The token half of #432 ("env.get not resolved from flows.json") is a Node-RED credential-stripping behaviour, not a plugin bug. Document the two working patterns:
1. **Reproducible credential file**: set `credentialSecret: process.env.NODE_RED_CREDENTIAL_SECRET` in `settings.js` and commit `flows_cred.json` (encrypted).
2. **Boot-time injection**: write `flows_cred.json` from your secrets store at container start; the plugin reads `{env.get("X")}` from there normally.
## 8. Add the `setwebhook` control command (issue #410)
**Cost:** ~30 lines in `control-node.js` + one passthrough in `bot-node.js`.

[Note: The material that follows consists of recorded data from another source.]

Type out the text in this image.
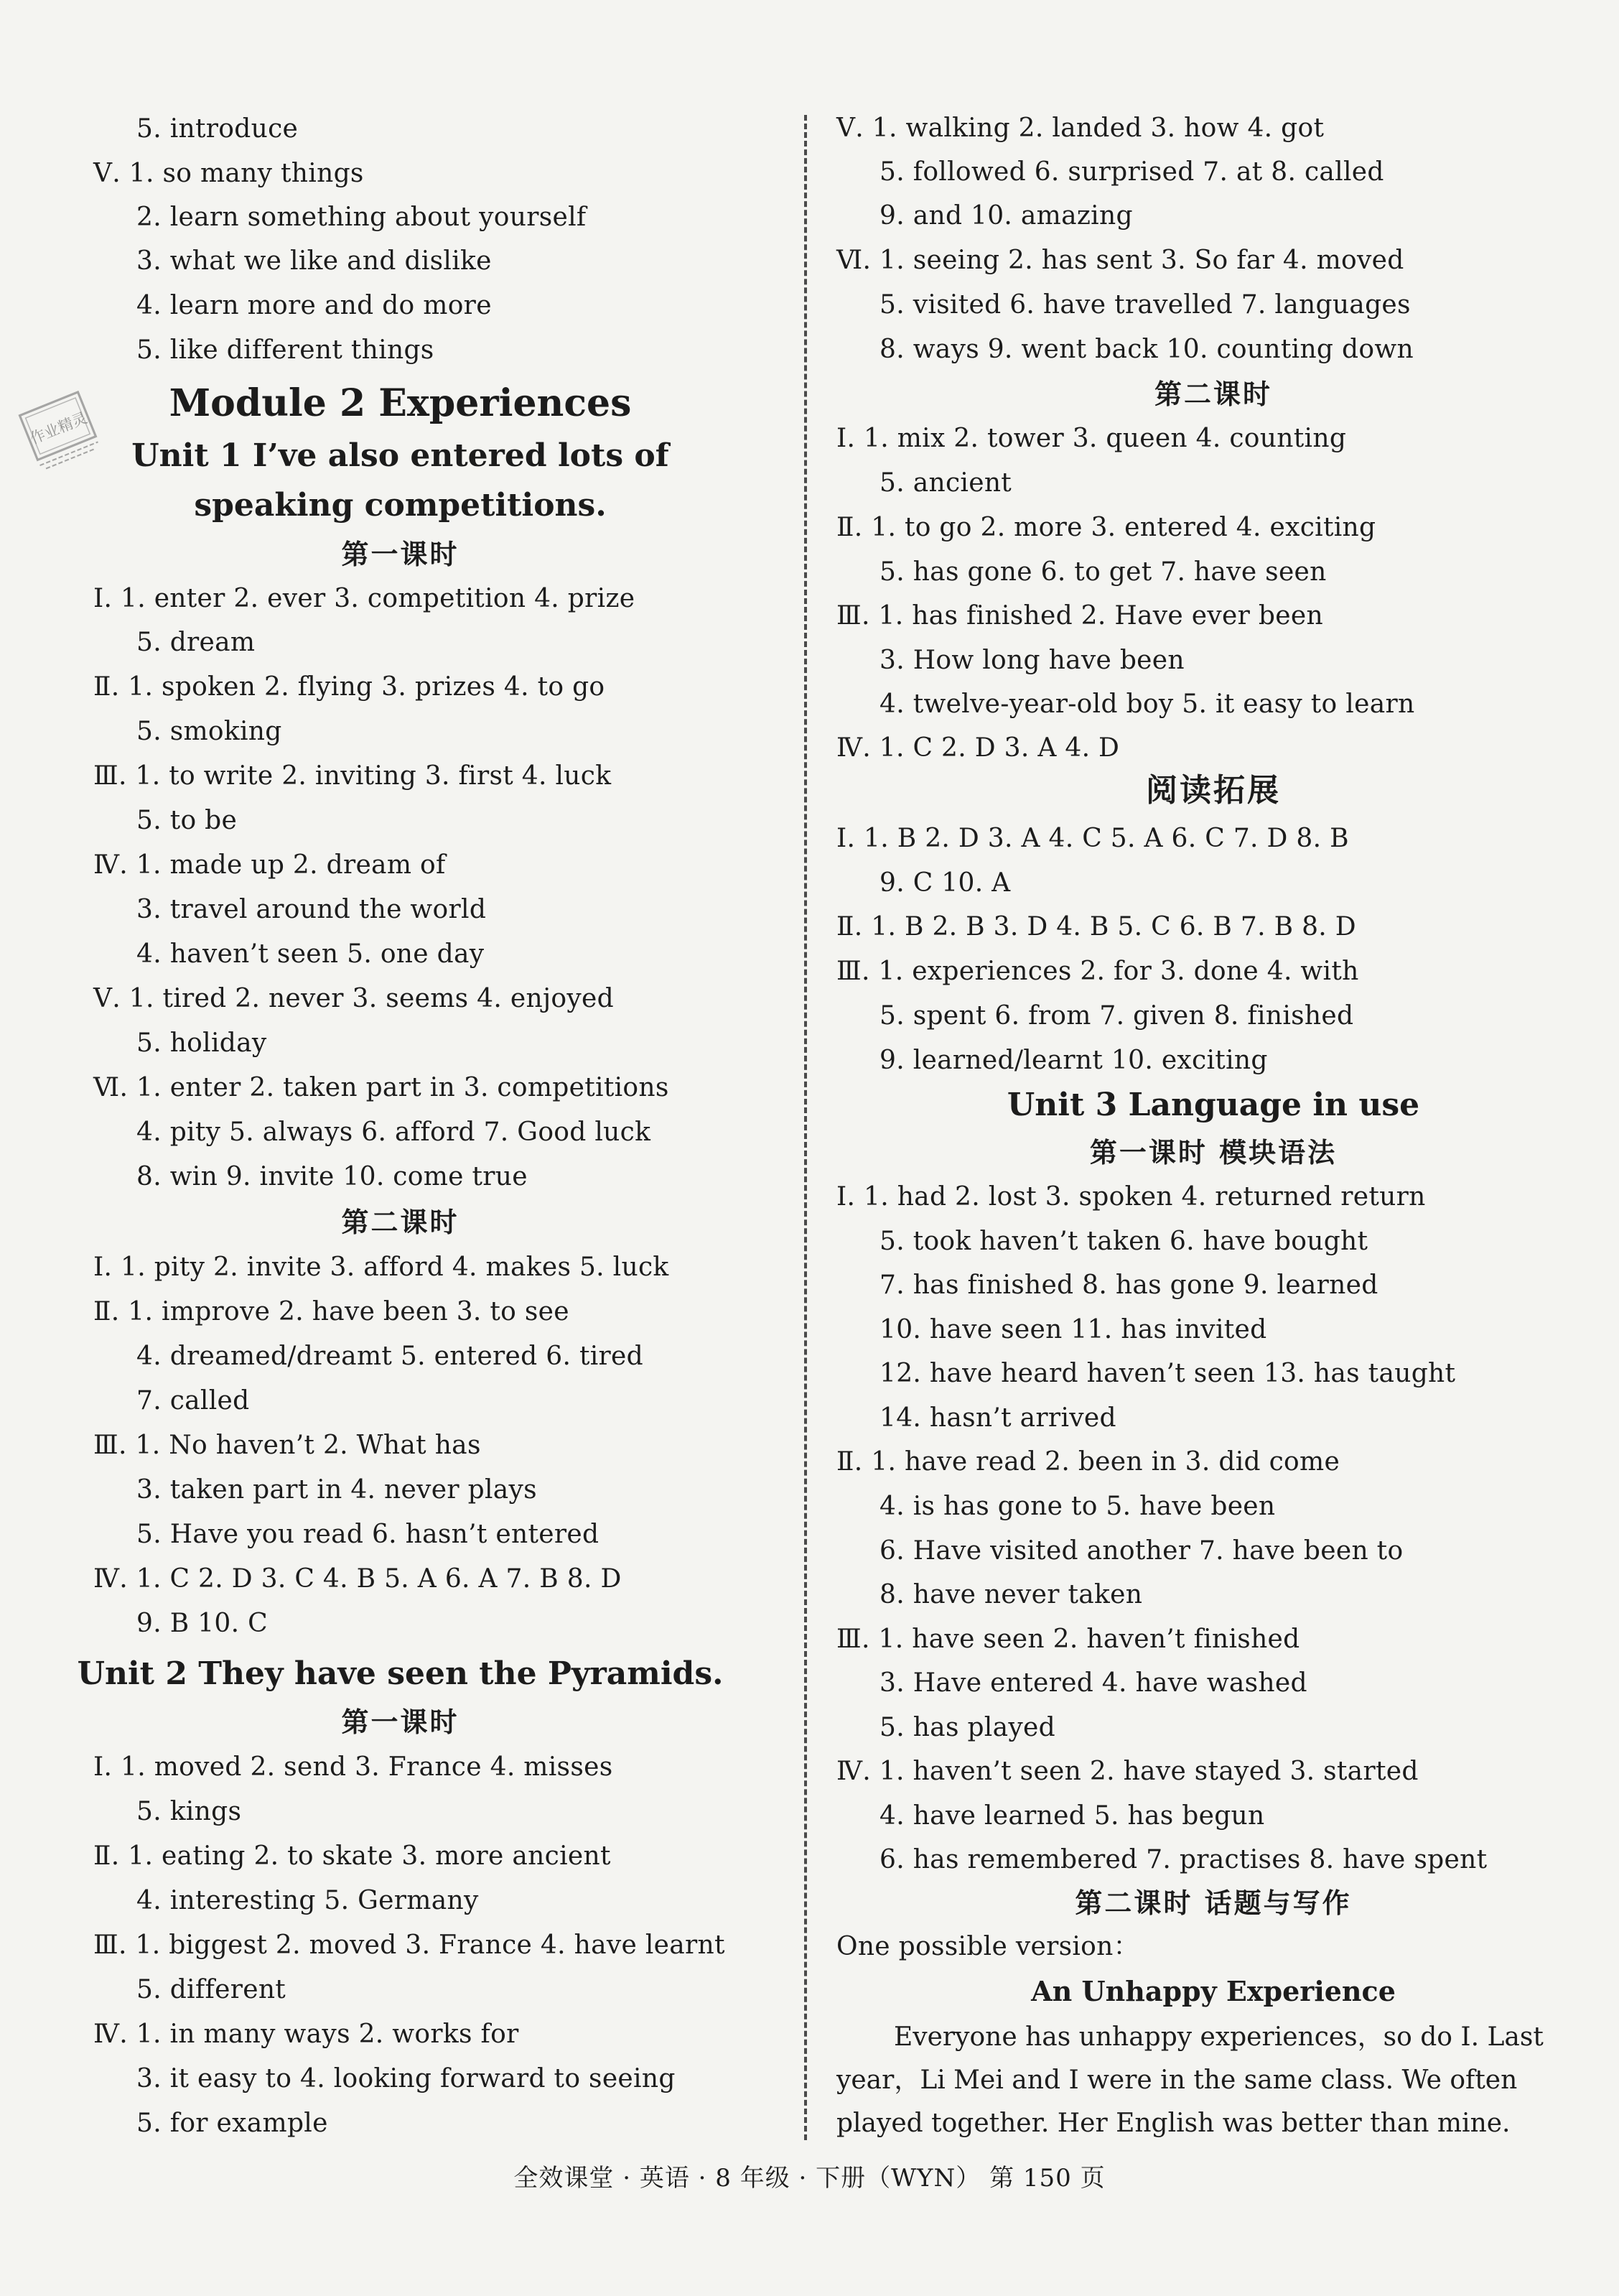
作业精灵
5. introduce
Ⅴ. 1. so many things
2. learn something about yourself
3. what we like and dislike
4. learn more and do more
5. like different things
Module 2 Experiences
Unit 1 I’ve also entered lots of
speaking competitions.
第一课时
Ⅰ. 1. enter 2. ever 3. competition 4. prize
5. dream
Ⅱ. 1. spoken 2. flying 3. prizes 4. to go
5. smoking
Ⅲ. 1. to write 2. inviting 3. first 4. luck
5. to be
Ⅳ. 1. made up 2. dream of
3. travel around the world
4. haven’t seen 5. one day
Ⅴ. 1. tired 2. never 3. seems 4. enjoyed
5. holiday
Ⅵ. 1. enter 2. taken part in 3. competitions
4. pity 5. always 6. afford 7. Good luck
8. win 9. invite 10. come true
第二课时
Ⅰ. 1. pity 2. invite 3. afford 4. makes 5. luck
Ⅱ. 1. improve 2. have been 3. to see
4. dreamed/dreamt 5. entered 6. tired
7. called
Ⅲ. 1. No haven’t 2. What has
3. taken part in 4. never plays
5. Have you read 6. hasn’t entered
Ⅳ. 1. C 2. D 3. C 4. B 5. A 6. A 7. B 8. D
9. B 10. C
Unit 2 They have seen the Pyramids.
第一课时
Ⅰ. 1. moved 2. send 3. France 4. misses
5. kings
Ⅱ. 1. eating 2. to skate 3. more ancient
4. interesting 5. Germany
Ⅲ. 1. biggest 2. moved 3. France 4. have learnt
5. different
Ⅳ. 1. in many ways 2. works for
3. it easy to 4. looking forward to seeing
5. for example
Ⅴ. 1. walking 2. landed 3. how 4. got
5. followed 6. surprised 7. at 8. called
9. and 10. amazing
Ⅵ. 1. seeing 2. has sent 3. So far 4. moved
5. visited 6. have travelled 7. languages
8. ways 9. went back 10. counting down
第二课时
Ⅰ. 1. mix 2. tower 3. queen 4. counting
5. ancient
Ⅱ. 1. to go 2. more 3. entered 4. exciting
5. has gone 6. to get 7. have seen
Ⅲ. 1. has finished 2. Have ever been
3. How long have been
4. twelve-year-old boy 5. it easy to learn
Ⅳ. 1. C 2. D 3. A 4. D
阅读拓展
Ⅰ. 1. B 2. D 3. A 4. C 5. A 6. C 7. D 8. B
9. C 10. A
Ⅱ. 1. B 2. B 3. D 4. B 5. C 6. B 7. B 8. D
Ⅲ. 1. experiences 2. for 3. done 4. with
5. spent 6. from 7. given 8. finished
9. learned/learnt 10. exciting
Unit 3 Language in use
第一课时 模块语法
Ⅰ. 1. had 2. lost 3. spoken 4. returned return
5. took haven’t taken 6. have bought
7. has finished 8. has gone 9. learned
10. have seen 11. has invited
12. have heard haven’t seen 13. has taught
14. hasn’t arrived
Ⅱ. 1. have read 2. been in 3. did come
4. is has gone to 5. have been
6. Have visited another 7. have been to
8. have never taken
Ⅲ. 1. have seen 2. haven’t finished
3. Have entered 4. have washed
5. has played
Ⅳ. 1. haven’t seen 2. have stayed 3. started
4. have learned 5. has begun
6. has remembered 7. practises 8. have spent
第二课时 话题与写作
One possible version：
An Unhappy Experience
Everyone has unhappy experiences，so do I. Last year，Li Mei and I were in the same class. We often played together. Her English was better than mine.
全效课堂 · 英语 · 8 年级 · 下册（WYN） 第 150 页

**Benefit:** unblocks the ngrok use case without touching the rest of the architecture.
```js
// control-node.js — inside the switch
case 'setwebhook': {
let url = msg.payload.url;
let opts = msg.payload.options || {};
node.config.setWebhookDynamically(url, opts, function (err, result) {
if (err) { msg.error = err; node.send([null, msg]); }
else { msg.payload.result = result; node.send([msg, null]); }
});
break;
}
```
`bot-node.js` exposes `setWebhookDynamically(url, opts, cb)` that calls `telegramBot.setWebHook(url, opts)`. Best-effort — if polling mode is active the result is ignored; the user is responsible for choosing modes.
## What I'd explicitly *not* refactor
- **Output key casing in `converter.js`** (`chatId` vs `option_ids`). It's an inconsistent public contract, but renaming would break every downstream flow that depends on the documented shape. Live with it.
- **The `FatalError` monkey-patch.** Upstream still doesn't propagate `error.cause` as of `node-telegram-bot-api@0.66.0`. The patch is small, isolated, and serves a real purpose.
- **`bluebird` cancellation enabled process-wide** at `99-telegrambot.js:6`. Removing it would silently break the bot library's behaviour. The cost of carrying `bluebird` for this is fine.